В известных "либеральных" кругах ныне весьма популярно противопоставление западного понятия свободы традиционной российской "воле". Мы имеем сегодня все основания усомниться, что современный либеральный авангард в самом деле является носителем классического новоевропейского понятия свободы. Свобода как лозунг поднимающегося третьего сословия символизировала ничем не стесненную повседневную самодеятельность, устранение сковывающих личную инициативу препон и рогаток. Бюргер говорил феодалу: поставьте нас в равные условия, и мы посмотрим, чья возьмет. Мне не нужно вашего покровительства, я хочу, чтобы мне не мешали.
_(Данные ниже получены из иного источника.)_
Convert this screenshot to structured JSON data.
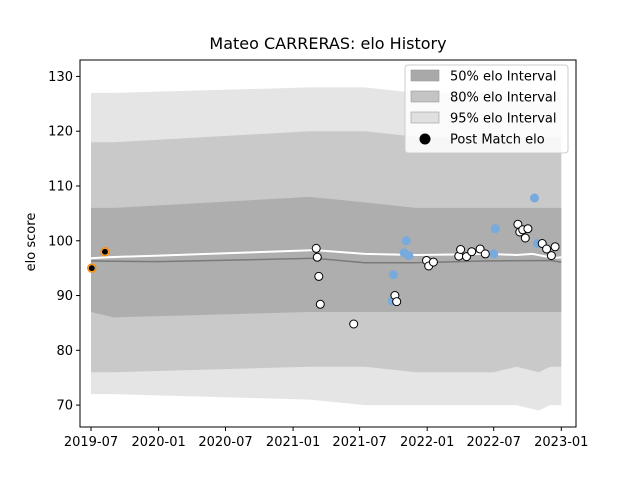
{
  "chart_data": {
    "type": "line",
    "title": "Mateo CARRERAS: elo History",
    "xlabel": "",
    "ylabel": "elo score",
    "xlim": [
      "2019-06-01",
      "2023-02-10"
    ],
    "ylim": [
      66,
      133
    ],
    "y_ticks": [
      70,
      80,
      90,
      100,
      110,
      120,
      130
    ],
    "x_ticks": [
      "2019-07",
      "2020-01",
      "2020-07",
      "2021-01",
      "2021-07",
      "2022-01",
      "2022-07",
      "2023-01"
    ],
    "grid": false,
    "legend_position": "upper right",
    "legend": [
      {
        "label": "50% elo Interval",
        "color": "#a9a9a9"
      },
      {
        "label": "80% elo Interval",
        "color": "#c4c4c4"
      },
      {
        "label": "95% elo Interval",
        "color": "#e0e0e0"
      },
      {
        "label": "Post Match elo",
        "color": "#000000"
      }
    ],
    "colors": {
      "mean_line": "#ffffff",
      "point_fill": "#ffffff",
      "point_edge": "#000000",
      "pre_match_point": "#77aadd",
      "first_points_fill": "#ff8c00"
    },
    "bands": {
      "x": [
        "2019-07-01",
        "2019-09-01",
        "2021-02-15",
        "2021-07-15",
        "2021-12-01",
        "2022-04-01",
        "2022-07-01",
        "2022-09-01",
        "2022-11-01",
        "2022-12-01",
        "2023-01-01"
      ],
      "p95": {
        "upper": [
          127,
          127,
          128,
          128,
          127,
          127,
          127,
          126,
          126,
          127,
          127
        ],
        "lower": [
          72,
          72,
          71,
          70,
          70,
          70,
          70,
          70,
          69,
          70,
          70
        ]
      },
      "p80": {
        "upper": [
          118,
          118,
          120,
          120,
          119,
          119,
          119,
          119,
          119,
          119,
          119
        ],
        "lower": [
          76,
          76,
          77,
          77,
          76,
          76,
          76,
          77,
          76,
          77,
          77
        ]
      },
      "p50": {
        "upper": [
          106,
          106,
          108,
          107,
          106,
          106,
          106,
          106,
          106,
          106,
          106
        ],
        "lower": [
          87,
          86,
          87,
          87,
          87,
          87,
          87,
          87,
          87,
          87,
          87
        ]
      }
    },
    "mean_line": {
      "x": [
        "2019-07-01",
        "2019-08-15",
        "2020-01-01",
        "2021-03-01",
        "2021-07-15",
        "2021-12-01",
        "2022-03-15",
        "2022-06-15",
        "2022-09-01",
        "2022-10-15",
        "2022-11-15",
        "2022-12-20",
        "2023-01-01"
      ],
      "y": [
        96.8,
        97.0,
        97.3,
        98.3,
        97.6,
        97.4,
        97.5,
        97.6,
        97.4,
        97.6,
        97.2,
        96.9,
        97.0
      ]
    },
    "median_line": {
      "x": [
        "2019-07-01",
        "2020-01-01",
        "2021-03-01",
        "2021-07-15",
        "2021-12-01",
        "2022-06-01",
        "2022-12-01",
        "2023-01-01"
      ],
      "y": [
        96.3,
        96.2,
        96.8,
        96.0,
        96.0,
        96.3,
        96.4,
        96.1
      ]
    },
    "series": [
      {
        "name": "Post Match elo",
        "points": [
          {
            "x": "2019-07-03",
            "y": 95.0,
            "first": true
          },
          {
            "x": "2019-08-08",
            "y": 98.0,
            "first": true
          },
          {
            "x": "2021-03-05",
            "y": 98.6
          },
          {
            "x": "2021-03-08",
            "y": 97.0
          },
          {
            "x": "2021-03-12",
            "y": 93.5
          },
          {
            "x": "2021-03-16",
            "y": 88.4
          },
          {
            "x": "2021-06-15",
            "y": 84.8
          },
          {
            "x": "2021-10-05",
            "y": 90.0
          },
          {
            "x": "2021-10-10",
            "y": 88.9
          },
          {
            "x": "2021-12-30",
            "y": 96.4
          },
          {
            "x": "2022-01-05",
            "y": 95.4
          },
          {
            "x": "2022-01-18",
            "y": 96.1
          },
          {
            "x": "2022-03-28",
            "y": 97.2
          },
          {
            "x": "2022-04-02",
            "y": 98.4
          },
          {
            "x": "2022-04-18",
            "y": 97.1
          },
          {
            "x": "2022-05-02",
            "y": 98.0
          },
          {
            "x": "2022-05-25",
            "y": 98.5
          },
          {
            "x": "2022-06-08",
            "y": 97.6
          },
          {
            "x": "2022-09-05",
            "y": 103.0
          },
          {
            "x": "2022-09-10",
            "y": 101.6
          },
          {
            "x": "2022-09-18",
            "y": 102.0
          },
          {
            "x": "2022-09-25",
            "y": 100.5
          },
          {
            "x": "2022-10-02",
            "y": 102.2
          },
          {
            "x": "2022-11-10",
            "y": 99.5
          },
          {
            "x": "2022-11-22",
            "y": 98.5
          },
          {
            "x": "2022-12-05",
            "y": 97.3
          },
          {
            "x": "2022-12-15",
            "y": 98.9
          }
        ]
      },
      {
        "name": "",
        "points": [
          {
            "x": "2021-09-28",
            "y": 89.0
          },
          {
            "x": "2021-10-01",
            "y": 93.8
          },
          {
            "x": "2021-10-30",
            "y": 97.8
          },
          {
            "x": "2021-11-05",
            "y": 100.0
          },
          {
            "x": "2021-11-12",
            "y": 97.3
          },
          {
            "x": "2022-07-01",
            "y": 97.6
          },
          {
            "x": "2022-07-05",
            "y": 102.2
          },
          {
            "x": "2022-10-20",
            "y": 107.8
          },
          {
            "x": "2022-10-28",
            "y": 99.5
          }
        ]
      }
    ]
  }
}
Именно в этом заключается первичный буквальный смысл принципа "laisser faire".
Но не следует думать, что этот социальный принцип свободы тождественен принципу эмансипации. Требование свободной, не стесненной самодеятельности вовсе не означает какого-то возвращения к природному началу, к эгоистическому инстинкту и т. п. В контексте той эпохи оно означало, что внутренняя социализация и мобилизация личности эффективнее всякого внешнего принуждения. Только безответственный раб или лакей ждет понукания сверху, чтобы трудиться и действовать. Свободный человек умеет лучше, с большей методичностью и отдачей, понукать себя сам, нежели это делает поверхностный взгляд надсмотрщика.
Речь, таким образом, шла не о том, чтобы избавиться от социальной и моральной ответственности; речь идет о том, чтобы подчинить их логике уважающей себя самоответственности. Всем известно, что индивидуальный хозяин, самостоятельно ведущий дело, трудился больше наемных работников, не позволяя себе ни малейшей расслабленности. Позже это различие между хозяйственной ответственностью и холопской безответственностью проявилось в различии психологий творческого и нетворческого типов профессионализма.
Человек творческого труда, меряющий себя не общими внешними мерками, а на основании внутренней самооценки, чувствовал себя таким же хозяйственно ответственным в своей области деятелем, каким чувствовал себя самостоятельный хозяин-трудоголик.
Мы, таким образом, можем прояснить имманентное содержание свободы: она воплощает собой высший тип социальности, в котором всякое внешнее принуждение и понукание снимается внутренним напряжением требовательного к себе - в силу высокой самооценки и достоинства - самодеятельного духа. Совсем иной интенцией характеризуется то, что называется процессом эмансипации. Он характеризуется психологией субъекта, мечтающего потакать собственным слабостям и эмигрировать из среды, кажущейся ему слишком требовательной. Здесь речь идет не о том, чтобы напряженность внешних требований сменить напряженностью хозяйской самодисциплины, а о снятии всякого напряжения в пользу гедонистической расслабленности.
Если классический бюргерский либерализм был связан с социализирующим духом хозяйской свободы, то нынешний вырожденческий либерализм - с десоциализирующими искушениями чувственной эмансипации и апологетикой инстинкта.
Здесь мы имеем дело со специфической волей богемствующего либерального авангарда, той самой стихийно-асоциальной волей, в приверженности к которой он обвиняет ненавистную ему народную ментальность. Приходится признать, что этот авангард, прошедший специфическую школу "расслабленности", уже не способен выдерживать предельное напряжение подлинного творчества. Вместо того, чтобы сталкиваться с сопротивлением физически упругой реальности и подчинять ее творческой воле на основе познания реальных законов физического мира, новых открытий вещества и энергии, он предпочитает вынести физическую действительность за скобки и всецело отдаться играм со знаками и свободному знаковому обмену.